Они свернули на простор Фондаменте-Нове, где у причалов выстроились очереди к судам, идущим на острова, и подошли к билетному киоску. Здесь очередь была короткая, и всего через несколько минут они уже оказались перед кассиром.
– Добрый день, синьор. Два билета, пожалуйста. Для меня и для моей жены. В один конец.
– Место назначения, синьор? – Кассир даже не поднял взгляда от газеты, которую читал.
– Ох, извиняюсь. Мурано. Нам два билета до Мурано. Будьте так добры.

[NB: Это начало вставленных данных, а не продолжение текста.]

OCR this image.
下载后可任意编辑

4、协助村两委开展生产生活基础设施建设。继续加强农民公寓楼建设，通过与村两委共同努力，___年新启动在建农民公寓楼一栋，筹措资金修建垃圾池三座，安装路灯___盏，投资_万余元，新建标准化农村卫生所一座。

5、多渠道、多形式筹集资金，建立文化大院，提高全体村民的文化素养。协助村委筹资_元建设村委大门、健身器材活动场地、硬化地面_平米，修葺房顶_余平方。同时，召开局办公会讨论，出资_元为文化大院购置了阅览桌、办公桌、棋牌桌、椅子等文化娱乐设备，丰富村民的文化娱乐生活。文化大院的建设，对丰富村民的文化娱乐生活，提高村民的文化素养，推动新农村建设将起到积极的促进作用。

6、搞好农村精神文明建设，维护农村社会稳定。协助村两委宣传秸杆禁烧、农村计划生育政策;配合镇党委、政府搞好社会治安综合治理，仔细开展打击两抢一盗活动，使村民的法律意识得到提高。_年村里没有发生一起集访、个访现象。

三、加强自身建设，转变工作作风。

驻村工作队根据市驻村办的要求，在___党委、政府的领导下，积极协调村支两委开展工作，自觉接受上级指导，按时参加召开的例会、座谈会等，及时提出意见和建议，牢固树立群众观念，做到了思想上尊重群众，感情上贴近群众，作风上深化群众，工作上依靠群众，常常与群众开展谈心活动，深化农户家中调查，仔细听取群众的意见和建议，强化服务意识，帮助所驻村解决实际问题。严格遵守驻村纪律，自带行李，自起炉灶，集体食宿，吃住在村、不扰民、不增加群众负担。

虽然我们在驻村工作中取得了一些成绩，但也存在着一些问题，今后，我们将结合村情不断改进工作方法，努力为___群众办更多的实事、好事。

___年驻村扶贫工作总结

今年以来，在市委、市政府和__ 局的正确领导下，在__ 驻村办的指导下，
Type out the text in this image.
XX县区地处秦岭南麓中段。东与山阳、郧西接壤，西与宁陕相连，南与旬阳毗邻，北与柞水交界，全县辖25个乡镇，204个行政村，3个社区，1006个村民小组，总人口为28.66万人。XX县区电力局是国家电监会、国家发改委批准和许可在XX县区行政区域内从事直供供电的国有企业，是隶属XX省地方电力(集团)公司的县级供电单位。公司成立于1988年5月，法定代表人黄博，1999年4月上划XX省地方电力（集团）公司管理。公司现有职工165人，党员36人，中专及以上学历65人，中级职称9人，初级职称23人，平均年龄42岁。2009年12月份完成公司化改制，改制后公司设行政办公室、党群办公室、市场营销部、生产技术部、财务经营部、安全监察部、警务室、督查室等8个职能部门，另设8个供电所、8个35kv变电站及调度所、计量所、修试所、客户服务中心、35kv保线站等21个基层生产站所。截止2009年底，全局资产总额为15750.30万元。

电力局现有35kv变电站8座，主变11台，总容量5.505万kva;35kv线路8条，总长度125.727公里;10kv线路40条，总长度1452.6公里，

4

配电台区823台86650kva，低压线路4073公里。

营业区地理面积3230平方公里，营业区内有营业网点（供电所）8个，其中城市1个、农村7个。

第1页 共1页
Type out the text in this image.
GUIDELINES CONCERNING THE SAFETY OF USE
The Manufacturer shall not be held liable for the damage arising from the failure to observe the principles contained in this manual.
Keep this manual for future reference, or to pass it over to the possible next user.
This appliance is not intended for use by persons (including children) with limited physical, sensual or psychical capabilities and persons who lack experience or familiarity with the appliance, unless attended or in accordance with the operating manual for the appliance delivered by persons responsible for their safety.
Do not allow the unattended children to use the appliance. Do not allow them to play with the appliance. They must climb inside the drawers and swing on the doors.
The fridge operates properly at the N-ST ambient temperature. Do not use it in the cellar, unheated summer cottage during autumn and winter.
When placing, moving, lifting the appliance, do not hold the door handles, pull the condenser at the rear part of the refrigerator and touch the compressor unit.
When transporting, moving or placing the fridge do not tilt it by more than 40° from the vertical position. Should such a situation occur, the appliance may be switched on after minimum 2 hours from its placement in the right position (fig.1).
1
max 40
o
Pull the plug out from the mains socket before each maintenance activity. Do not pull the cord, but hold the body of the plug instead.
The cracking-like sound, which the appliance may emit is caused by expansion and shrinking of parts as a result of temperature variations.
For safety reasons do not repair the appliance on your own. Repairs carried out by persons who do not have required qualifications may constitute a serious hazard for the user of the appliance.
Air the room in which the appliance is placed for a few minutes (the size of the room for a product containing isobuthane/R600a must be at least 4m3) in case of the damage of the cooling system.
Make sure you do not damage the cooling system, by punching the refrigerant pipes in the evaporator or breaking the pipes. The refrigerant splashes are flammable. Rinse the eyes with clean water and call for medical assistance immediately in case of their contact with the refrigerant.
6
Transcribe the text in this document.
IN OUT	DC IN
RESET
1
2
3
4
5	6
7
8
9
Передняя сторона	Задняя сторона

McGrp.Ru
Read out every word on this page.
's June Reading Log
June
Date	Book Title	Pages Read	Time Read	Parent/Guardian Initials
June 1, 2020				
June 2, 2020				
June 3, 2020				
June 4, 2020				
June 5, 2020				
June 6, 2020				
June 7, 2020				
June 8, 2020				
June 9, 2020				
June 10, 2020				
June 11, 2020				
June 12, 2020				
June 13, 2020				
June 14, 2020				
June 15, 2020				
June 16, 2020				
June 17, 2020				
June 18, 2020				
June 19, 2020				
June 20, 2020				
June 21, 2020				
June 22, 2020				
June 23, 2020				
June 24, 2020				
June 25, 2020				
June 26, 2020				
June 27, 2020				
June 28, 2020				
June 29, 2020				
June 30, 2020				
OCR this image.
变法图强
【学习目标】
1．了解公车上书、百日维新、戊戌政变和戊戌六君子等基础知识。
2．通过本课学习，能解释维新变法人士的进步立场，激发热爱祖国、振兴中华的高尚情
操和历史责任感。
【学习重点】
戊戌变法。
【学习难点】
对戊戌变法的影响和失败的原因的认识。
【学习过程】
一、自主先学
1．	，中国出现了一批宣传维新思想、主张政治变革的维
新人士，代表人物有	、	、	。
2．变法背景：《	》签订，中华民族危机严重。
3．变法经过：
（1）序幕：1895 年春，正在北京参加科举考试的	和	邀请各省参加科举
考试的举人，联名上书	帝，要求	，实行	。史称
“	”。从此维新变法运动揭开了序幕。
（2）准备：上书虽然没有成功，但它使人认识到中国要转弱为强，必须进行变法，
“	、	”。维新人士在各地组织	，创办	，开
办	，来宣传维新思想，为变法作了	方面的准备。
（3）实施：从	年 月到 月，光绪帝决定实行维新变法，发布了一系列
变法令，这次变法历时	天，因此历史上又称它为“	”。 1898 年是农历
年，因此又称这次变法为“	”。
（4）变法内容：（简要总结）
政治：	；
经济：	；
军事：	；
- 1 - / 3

Нина покосилась на Никколо, удивленная его неуверенным тоном. Совсем недавно, разговаривая с ее отцом, парень держался непринужденно, говорил легко, как один образованный синьор в беседе с другим, а теперь вел себя так, будто превратился в совершенно иного человека: он словно сделался ниже ростом, каким-то образом уменьшился, стал робким и безобидным. Даже речь – запинающаяся и нетвердая – как будто бы принадлежала тому, кто больше привык говорить на местечковом диалекте, чем на литературном итальянском.
Все это показалось Антонине странным, однако у нее хватило ума не подавать виду в присутствии кассира. Никколо забрал билеты вместе с несколькими монетами сдачи; девушка покорно последовала за ним, и лишь на вапоретто, когда ее голос надежно заглушали шум двигателя и крики команды, она спросила:[13]
– Что это было?
Им повезло – достались два билета под навесом, и Антонина села у окна, но у женщины, разместившейся по другую сторону от Никколо, было столько сумок и корзинок, что хватило бы на целый рыночный прилавок, так что Никколо пришлось вплотную придвинуться к девушке и одну руку закинуть ей на плечи, поскольку места совсем не осталось, а его губы теперь оказались в нескольких сантиметрах от ее уха.
– Ничего особенного, – ответил он. – Я всего лишь постарался оставить у кассира как можно меньше воспоминаний о встрече с нами. Теперь, если кто-нибудь придет с вопросами, ему и сказать-то будет нечего – я стал для него одним из нескольких десятков заурядных граждан, покупавших сегодня билеты.
– А ты думаешь, такая вероятность есть?